$ cat blog/terraform-modules-at-scale.md
Writing Terraform Modules That Scale
October 22, 2025 · 2 min read
Why Modules Matter
When your Terraform codebase grows beyond a single team, modules become the building blocks of your infrastructure. Done well, they accelerate teams. Done poorly, they become a bottleneck.

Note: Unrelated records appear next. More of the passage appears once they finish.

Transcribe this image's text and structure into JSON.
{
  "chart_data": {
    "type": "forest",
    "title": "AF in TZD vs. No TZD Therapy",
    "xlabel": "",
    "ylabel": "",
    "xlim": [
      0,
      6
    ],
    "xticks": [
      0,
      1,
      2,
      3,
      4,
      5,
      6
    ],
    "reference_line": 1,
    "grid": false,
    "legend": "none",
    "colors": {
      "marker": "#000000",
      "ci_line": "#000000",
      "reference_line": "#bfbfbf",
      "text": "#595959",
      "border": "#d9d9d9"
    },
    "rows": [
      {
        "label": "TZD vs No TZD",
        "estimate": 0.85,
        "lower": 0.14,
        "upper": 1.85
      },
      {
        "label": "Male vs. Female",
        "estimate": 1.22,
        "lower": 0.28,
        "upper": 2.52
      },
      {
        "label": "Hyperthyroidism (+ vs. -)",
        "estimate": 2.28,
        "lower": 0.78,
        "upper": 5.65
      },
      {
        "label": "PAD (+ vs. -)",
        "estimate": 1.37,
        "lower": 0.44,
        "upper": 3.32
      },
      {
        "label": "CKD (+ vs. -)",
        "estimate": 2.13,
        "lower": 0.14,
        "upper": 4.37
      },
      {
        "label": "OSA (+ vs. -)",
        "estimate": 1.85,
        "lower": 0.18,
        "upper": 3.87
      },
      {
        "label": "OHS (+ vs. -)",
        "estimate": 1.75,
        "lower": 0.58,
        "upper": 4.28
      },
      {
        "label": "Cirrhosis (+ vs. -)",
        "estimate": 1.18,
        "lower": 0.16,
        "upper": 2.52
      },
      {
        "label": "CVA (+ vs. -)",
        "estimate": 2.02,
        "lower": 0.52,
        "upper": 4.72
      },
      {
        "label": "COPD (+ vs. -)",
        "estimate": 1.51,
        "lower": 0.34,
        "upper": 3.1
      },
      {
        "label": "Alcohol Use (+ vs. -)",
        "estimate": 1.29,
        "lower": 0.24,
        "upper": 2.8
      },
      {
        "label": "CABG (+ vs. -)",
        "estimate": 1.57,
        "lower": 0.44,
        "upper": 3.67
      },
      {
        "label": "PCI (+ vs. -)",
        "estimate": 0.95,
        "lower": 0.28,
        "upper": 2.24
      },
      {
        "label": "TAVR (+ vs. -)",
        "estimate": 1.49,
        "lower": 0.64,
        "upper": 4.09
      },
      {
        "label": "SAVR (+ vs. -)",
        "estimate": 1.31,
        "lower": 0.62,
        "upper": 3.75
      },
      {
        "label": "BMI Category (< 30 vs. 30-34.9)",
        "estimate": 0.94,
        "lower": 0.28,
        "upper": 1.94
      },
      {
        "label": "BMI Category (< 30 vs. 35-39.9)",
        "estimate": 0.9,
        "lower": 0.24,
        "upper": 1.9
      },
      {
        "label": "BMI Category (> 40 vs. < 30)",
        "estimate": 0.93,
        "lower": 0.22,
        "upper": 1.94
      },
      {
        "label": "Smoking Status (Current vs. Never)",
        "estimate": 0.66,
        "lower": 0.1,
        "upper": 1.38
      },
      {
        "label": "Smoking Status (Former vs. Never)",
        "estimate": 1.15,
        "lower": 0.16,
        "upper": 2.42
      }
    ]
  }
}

Here’s what I’ve learned building Terraform modules used by 10+ teams.
The Good Patterns
1. Opinionated Defaults, Flexible Overrides
variable "instance_type" {
description = "EC2 instance type"
type = string
default = "t3.medium" # sensible default
}
variable "tags" {
description = "Additional tags to apply"
type = map(string)
default = {}
}
locals {
default_tags = {
ManagedBy = "terraform"
Module = "ec2-instance"
Environment = var.environment
}
merged_tags = merge(local.default_tags, var.tags)
}
2. Versioned Releases
Always pin module versions. Use semantic versioning:
module "vpc" {
source = "git::https://github.com/org/tf-modules.git//vpc?ref=v2.1.0"
}
3. Minimal Required Variables
If a value can be computed or has a safe default, don’t require the consumer to set it. Every required variable is friction.
The Anti-Patterns
- God modules that try to do everything
- Leaky abstractions that expose every AWS API parameter
- No documentation or examples
- Breaking changes without version bumps
Testing
We use terratest for integration tests and terraform validate + tflint in CI:
$ terraform validate
$ tflint --module
$ go test -v ./tests/ -timeout 30m
Good modules are the difference between “infrastructure as code” and “infrastructure as spaghetti.”